Question: We would like to know whether there exists a finite (here six) dimensional Lie algebra which provides a symmetric invariant bilinear non-degenerate metric?
$$
\omega_{ab}\equiv
{\begin{pmatrix} 
 \Omega_{h_i, h_j} & a_{i}\;\mathbb{I}\\
  a_{i}\;\mathbb{I} & 0
\end{pmatrix}}
$$
With $\Omega_{h_i, h_j}\equiv
{\begin{pmatrix} 
2b_1 & c_{12}& c_{13} \\
c_{12} & 2b_2 & c_{23} \\
c_{13} & c_{23} & 2b_3 
\end{pmatrix}}$, and
$a_{i}\mathbb{I}\equiv
{\begin{pmatrix} 
a_1 &0 &0 \\
0 &a_2 &0 \\
0& 0& a_3 
\end{pmatrix}}$
(Here $a_1,a_2,a_3$ all are positive numbers. $b_1,b_2,b_3,c_{12},c_{13},c_{23}$ are either positive numbers or zeros.) if yes, what is this Lie algebra? The commutation rules? Is it semi-simple Lie algebra or non-semi-simple? nilpotent or not, solvable or non-solvable Lie algebra?

extra INFO:
NOTE: A specific case we had worked out (but which unfortunately whose Lie algebra does not provide the desired $\omega_{ab}$) is the doubled extension of $\mathcal{G}$ by $\mathcal{h}$. The full vector space is $\mathcal{G}\oplus \mathcal{h}\oplus \mathcal{h}^*$. Here the subalgebra is spanned by the Abelian extension of $\mathcal{G}$ by $\mathcal{h}^*$: i.e. $\mathcal{G}\oplus \mathcal{h}^*$. The full algebra is the semi-direct product of $\mathcal{h}$ by this Abelian extension, $\mathcal{G}\oplus \mathcal{h}^*$. This is the doubled extension:  $\mathcal{G}\oplus \mathcal{h}\oplus \mathcal{h}^*$. Also $\mathcal{h}^*$ is the dual to $\mathcal{h}$. This Lie algebra is studied in the literature before.
 Use this non-semi-simple type Lie algebra $\mathcal{G}\oplus \mathcal{h}\oplus \mathcal{h}^*$, we can find a type of bilinear form as:
$$
\Omega_{ab} = {\begin{pmatrix} 
\Omega_{g_i, g_j} &0 &0 \\
  0 & \Omega_{h_i, h_j} & \mathbb{I}\\
0 & \mathbb{I} & 0
\end{pmatrix}}
$$
each blocks is spanned by generators of $\mathcal{G}$, $\mathcal{h}$, $\mathcal{h}^*$ respectively. But $\Omega_{ab}$ this does not provide us the desired form as $\omega_{ab}$. I suppose we find the Lie algebra by ${f_{ai}}^k\omega_{jk}+{f_{aj}}^k\omega_{ik}=0$ and here $\omega_{ik}=\omega_{ki}$ symmetric for this given $\omega_{ab}$. Say here $[X_i,X_j]={f_{ij}}^k X_k+\dots$. 


*

*Lastly pardon that our understanding is more based on the theoretical physics side. We do have PhDs and do some research works. But our math accents are unfortunately not canonical/orthodox. Please feel free to comment/reply/correct/provide Ref for us. (if you vote down, please provide useful/rational comments on why/how to improve our post.) Thank you.

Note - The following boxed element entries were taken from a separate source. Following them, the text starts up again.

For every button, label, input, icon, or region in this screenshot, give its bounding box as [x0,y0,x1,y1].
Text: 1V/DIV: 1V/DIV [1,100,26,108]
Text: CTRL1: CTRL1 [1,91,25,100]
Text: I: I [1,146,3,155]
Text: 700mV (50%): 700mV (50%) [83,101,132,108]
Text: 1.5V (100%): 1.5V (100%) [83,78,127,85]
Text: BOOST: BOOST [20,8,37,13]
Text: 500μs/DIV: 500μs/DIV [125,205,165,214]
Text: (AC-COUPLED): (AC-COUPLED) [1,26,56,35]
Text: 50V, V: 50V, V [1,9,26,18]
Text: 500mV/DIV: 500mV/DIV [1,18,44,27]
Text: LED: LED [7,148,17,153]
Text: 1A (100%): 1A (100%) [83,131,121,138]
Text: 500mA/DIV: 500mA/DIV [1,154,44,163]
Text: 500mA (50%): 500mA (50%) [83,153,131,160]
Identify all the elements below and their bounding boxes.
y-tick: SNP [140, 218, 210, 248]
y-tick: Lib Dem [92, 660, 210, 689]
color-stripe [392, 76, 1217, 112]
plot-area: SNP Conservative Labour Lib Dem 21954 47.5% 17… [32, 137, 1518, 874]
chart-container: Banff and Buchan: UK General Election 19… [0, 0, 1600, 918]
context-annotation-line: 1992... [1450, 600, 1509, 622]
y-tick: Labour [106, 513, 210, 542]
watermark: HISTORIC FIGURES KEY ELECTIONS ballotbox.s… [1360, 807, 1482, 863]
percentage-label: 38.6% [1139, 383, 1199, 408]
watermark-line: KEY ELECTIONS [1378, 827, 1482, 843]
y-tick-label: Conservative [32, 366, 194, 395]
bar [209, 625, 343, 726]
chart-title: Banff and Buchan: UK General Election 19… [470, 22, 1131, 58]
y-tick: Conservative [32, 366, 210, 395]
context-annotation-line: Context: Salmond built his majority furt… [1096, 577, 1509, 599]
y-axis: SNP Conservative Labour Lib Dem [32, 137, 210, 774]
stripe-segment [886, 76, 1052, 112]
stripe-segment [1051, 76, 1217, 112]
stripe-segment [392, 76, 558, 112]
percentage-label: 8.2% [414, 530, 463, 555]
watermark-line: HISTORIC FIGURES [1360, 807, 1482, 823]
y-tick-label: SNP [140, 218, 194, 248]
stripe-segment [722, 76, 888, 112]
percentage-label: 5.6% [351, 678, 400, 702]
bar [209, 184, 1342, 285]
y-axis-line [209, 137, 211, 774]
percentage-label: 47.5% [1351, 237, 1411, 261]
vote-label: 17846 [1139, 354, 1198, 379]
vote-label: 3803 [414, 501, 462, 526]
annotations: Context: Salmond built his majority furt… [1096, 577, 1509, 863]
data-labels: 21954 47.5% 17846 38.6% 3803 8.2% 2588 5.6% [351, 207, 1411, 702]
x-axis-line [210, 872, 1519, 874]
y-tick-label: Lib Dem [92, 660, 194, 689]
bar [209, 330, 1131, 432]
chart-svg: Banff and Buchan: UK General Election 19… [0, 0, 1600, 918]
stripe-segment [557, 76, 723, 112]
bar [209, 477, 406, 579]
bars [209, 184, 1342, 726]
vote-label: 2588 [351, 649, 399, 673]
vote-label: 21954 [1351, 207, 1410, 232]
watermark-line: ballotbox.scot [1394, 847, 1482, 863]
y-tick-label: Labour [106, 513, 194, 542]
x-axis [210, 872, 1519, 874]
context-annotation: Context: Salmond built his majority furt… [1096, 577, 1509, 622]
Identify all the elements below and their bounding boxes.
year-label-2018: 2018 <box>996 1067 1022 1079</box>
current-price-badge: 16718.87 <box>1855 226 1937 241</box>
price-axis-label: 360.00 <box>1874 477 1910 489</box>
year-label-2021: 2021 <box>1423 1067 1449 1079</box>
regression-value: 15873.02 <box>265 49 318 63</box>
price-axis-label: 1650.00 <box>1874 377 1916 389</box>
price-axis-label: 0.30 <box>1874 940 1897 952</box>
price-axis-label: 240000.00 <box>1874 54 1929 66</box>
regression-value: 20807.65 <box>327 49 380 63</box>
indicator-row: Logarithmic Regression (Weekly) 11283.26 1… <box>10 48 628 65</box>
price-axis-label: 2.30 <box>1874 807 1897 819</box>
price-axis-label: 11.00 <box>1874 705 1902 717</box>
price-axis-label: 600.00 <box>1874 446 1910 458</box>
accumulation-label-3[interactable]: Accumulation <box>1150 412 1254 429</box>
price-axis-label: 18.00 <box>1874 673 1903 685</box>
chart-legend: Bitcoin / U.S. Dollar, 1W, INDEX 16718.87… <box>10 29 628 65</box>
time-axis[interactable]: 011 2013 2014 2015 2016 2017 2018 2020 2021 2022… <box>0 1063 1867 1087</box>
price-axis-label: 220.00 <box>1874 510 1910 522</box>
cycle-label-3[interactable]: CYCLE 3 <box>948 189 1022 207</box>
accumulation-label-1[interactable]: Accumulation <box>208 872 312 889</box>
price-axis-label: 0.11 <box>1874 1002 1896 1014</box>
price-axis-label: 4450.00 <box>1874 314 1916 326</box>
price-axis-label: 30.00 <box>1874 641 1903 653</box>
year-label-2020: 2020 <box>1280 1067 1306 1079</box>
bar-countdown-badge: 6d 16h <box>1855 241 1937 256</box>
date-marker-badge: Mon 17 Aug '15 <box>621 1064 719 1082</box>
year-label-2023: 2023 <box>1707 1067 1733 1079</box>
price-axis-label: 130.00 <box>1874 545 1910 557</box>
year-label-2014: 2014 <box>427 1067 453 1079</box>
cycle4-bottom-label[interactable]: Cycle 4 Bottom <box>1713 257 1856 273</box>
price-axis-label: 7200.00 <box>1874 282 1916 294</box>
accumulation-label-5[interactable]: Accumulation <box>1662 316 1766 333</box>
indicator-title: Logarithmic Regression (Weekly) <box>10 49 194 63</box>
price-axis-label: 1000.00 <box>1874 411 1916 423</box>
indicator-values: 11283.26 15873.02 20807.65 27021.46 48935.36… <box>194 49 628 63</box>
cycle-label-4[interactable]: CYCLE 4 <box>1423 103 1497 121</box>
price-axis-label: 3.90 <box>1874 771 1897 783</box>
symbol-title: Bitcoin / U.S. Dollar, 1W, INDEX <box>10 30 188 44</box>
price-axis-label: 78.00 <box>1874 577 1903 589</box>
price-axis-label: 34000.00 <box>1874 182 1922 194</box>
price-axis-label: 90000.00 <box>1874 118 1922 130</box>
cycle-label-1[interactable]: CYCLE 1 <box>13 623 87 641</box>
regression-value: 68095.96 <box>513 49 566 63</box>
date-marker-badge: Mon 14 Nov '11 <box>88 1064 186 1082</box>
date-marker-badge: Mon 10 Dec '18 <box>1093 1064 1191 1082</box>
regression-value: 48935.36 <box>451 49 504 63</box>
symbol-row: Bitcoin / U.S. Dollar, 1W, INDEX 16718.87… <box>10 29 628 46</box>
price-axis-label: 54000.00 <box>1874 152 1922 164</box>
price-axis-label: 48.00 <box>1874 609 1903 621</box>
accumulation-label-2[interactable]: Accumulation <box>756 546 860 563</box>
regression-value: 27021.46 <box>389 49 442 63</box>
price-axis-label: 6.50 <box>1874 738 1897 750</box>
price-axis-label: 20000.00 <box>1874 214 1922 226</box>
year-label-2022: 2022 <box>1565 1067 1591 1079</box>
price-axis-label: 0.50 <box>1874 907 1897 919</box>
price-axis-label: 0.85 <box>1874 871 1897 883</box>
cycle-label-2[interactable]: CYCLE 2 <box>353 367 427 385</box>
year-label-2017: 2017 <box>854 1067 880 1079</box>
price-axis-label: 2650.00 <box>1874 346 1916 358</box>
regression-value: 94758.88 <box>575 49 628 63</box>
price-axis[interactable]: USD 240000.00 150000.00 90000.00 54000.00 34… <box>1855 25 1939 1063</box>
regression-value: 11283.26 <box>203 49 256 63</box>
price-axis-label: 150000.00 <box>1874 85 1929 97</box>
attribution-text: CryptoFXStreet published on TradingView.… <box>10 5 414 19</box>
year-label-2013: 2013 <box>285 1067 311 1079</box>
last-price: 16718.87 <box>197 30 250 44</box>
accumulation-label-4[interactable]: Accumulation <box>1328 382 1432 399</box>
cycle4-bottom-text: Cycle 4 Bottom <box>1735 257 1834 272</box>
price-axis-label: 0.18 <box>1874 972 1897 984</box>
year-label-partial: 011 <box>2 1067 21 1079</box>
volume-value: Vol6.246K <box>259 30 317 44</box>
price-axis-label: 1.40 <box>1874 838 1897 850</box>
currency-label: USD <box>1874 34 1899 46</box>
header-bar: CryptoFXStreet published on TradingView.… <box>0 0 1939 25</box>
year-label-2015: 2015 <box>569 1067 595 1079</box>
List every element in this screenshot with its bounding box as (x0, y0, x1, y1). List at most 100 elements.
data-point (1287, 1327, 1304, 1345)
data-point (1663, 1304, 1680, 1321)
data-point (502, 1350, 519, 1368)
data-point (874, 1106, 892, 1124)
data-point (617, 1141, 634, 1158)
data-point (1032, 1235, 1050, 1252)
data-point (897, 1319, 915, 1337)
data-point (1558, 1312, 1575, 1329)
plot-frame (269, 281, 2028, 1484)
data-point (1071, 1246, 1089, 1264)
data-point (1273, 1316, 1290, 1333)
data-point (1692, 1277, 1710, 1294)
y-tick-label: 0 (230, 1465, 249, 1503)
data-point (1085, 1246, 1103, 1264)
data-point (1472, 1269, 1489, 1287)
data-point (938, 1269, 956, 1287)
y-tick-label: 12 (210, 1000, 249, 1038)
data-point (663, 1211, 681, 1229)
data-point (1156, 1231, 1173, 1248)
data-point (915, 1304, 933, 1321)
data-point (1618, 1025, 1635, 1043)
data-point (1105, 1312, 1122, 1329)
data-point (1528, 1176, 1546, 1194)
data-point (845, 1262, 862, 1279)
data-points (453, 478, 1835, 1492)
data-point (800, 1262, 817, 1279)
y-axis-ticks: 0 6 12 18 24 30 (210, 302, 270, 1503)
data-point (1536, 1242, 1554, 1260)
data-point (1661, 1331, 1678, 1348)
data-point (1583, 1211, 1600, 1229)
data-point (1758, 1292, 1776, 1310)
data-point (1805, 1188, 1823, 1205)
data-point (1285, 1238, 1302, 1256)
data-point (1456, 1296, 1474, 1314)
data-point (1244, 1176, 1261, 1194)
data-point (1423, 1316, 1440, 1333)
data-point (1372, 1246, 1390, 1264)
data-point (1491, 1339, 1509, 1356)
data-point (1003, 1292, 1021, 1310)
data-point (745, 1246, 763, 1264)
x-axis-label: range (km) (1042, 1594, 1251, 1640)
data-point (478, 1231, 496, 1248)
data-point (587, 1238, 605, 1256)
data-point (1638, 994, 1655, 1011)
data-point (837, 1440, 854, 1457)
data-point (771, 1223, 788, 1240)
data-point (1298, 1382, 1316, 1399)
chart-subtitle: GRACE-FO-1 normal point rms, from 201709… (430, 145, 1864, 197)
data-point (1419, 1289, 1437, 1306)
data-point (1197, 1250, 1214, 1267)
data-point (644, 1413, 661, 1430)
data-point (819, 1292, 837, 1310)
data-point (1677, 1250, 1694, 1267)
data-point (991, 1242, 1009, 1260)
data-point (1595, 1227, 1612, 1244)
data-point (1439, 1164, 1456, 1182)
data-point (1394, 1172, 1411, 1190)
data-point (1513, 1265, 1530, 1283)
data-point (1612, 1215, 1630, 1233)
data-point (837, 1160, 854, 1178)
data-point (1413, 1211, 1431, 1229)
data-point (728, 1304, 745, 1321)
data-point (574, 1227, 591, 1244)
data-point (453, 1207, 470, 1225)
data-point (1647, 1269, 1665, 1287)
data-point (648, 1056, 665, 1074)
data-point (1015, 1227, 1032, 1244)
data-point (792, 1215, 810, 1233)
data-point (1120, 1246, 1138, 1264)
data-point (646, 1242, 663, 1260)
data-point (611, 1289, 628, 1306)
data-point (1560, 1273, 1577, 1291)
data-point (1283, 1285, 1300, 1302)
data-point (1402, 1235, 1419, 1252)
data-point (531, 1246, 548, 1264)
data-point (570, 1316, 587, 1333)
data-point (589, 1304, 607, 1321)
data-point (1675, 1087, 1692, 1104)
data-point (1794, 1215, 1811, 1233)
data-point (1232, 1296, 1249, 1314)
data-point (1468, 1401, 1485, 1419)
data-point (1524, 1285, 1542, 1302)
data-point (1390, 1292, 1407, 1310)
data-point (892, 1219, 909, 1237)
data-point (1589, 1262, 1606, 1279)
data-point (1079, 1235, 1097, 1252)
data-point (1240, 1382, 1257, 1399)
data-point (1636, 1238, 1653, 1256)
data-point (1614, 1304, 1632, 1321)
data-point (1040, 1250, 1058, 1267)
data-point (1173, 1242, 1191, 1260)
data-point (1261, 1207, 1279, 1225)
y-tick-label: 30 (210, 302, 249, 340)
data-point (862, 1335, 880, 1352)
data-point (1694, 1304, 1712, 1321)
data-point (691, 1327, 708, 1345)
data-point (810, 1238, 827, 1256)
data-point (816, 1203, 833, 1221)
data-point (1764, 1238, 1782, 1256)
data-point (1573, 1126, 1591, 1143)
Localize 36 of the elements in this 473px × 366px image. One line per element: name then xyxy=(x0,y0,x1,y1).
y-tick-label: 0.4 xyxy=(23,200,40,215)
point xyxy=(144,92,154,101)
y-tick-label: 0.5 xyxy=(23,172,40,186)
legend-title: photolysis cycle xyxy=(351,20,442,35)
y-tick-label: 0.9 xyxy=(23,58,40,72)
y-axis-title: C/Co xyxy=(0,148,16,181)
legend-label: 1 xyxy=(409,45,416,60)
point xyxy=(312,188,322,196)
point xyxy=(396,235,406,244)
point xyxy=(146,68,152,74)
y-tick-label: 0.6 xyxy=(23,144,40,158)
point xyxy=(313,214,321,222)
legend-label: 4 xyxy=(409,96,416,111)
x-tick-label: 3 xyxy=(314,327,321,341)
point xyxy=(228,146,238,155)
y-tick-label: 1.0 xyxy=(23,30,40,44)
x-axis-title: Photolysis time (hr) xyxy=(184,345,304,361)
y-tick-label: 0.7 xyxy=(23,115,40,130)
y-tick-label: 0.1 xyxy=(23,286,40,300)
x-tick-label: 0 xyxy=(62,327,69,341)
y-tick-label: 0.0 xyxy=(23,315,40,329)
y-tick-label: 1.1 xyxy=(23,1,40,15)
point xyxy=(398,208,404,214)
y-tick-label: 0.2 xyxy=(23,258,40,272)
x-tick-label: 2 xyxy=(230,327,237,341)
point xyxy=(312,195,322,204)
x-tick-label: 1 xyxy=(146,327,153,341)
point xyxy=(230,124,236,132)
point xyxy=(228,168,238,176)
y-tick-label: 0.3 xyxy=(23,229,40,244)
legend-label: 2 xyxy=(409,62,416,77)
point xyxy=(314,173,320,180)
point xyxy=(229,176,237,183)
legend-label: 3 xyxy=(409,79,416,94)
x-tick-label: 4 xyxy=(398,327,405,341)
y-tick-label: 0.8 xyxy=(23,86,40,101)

 A: If I understand your question correctly, then $\mathfrak{g} \ltimes \mathfrak{g}^*_{\textrm{abelian}}$, for $\mathfrak{g}$ any three-dimensional real Lie algebra, has an invariant inner product of this type.  This is the semidirect product of $\mathfrak{g}$ with its coadjoint representation treated as an abelian Lie algebra.
In the generic case, you would have to take the matrix $\Omega = 0$, but for some particular Lie algebras you can allow nontrivial (positive-semidefinite) $\Omega$.  For example, if you take $\mathfrak{g} = \mathfrak{su}(2)$, then you can let $\Omega$ be any (non-positive) multiple of the Killing form.
Since you mentioned the language of double extensions, this is just the double extension of the trivial zero-dimensional Lie algebra by $\mathfrak{g}$.
Added
Let me try to help with the digestion by writing the structure constants explicitly in terms of a basis.  Choose a basis $(X_i)$ for $\mathfrak{g}$ and let $(\alpha^i)$ denote the canonically dual basis for $\mathfrak{g}^*$.  Then the structure constants for $\mathfrak{g} \ltimes \mathfrak{g}^*_{\textrm{abelian}}$ relative to this choice of basis are given by:
$$
[X_i, X_j] = f_{ij}{}^k X_k \qquad\qquad [X_i,\alpha^j] = - f_{ik}{}^j \alpha^k \qquad\qquad [\alpha^i,\alpha^j] = 0
$$
This choice is such that the $a_i$ are all equal.  If you are prescribing the $a_i$ ab initio then you don’t have to choose the canonical dual basis for $\mathfrak{g}^*$: rescaling them should do the trick.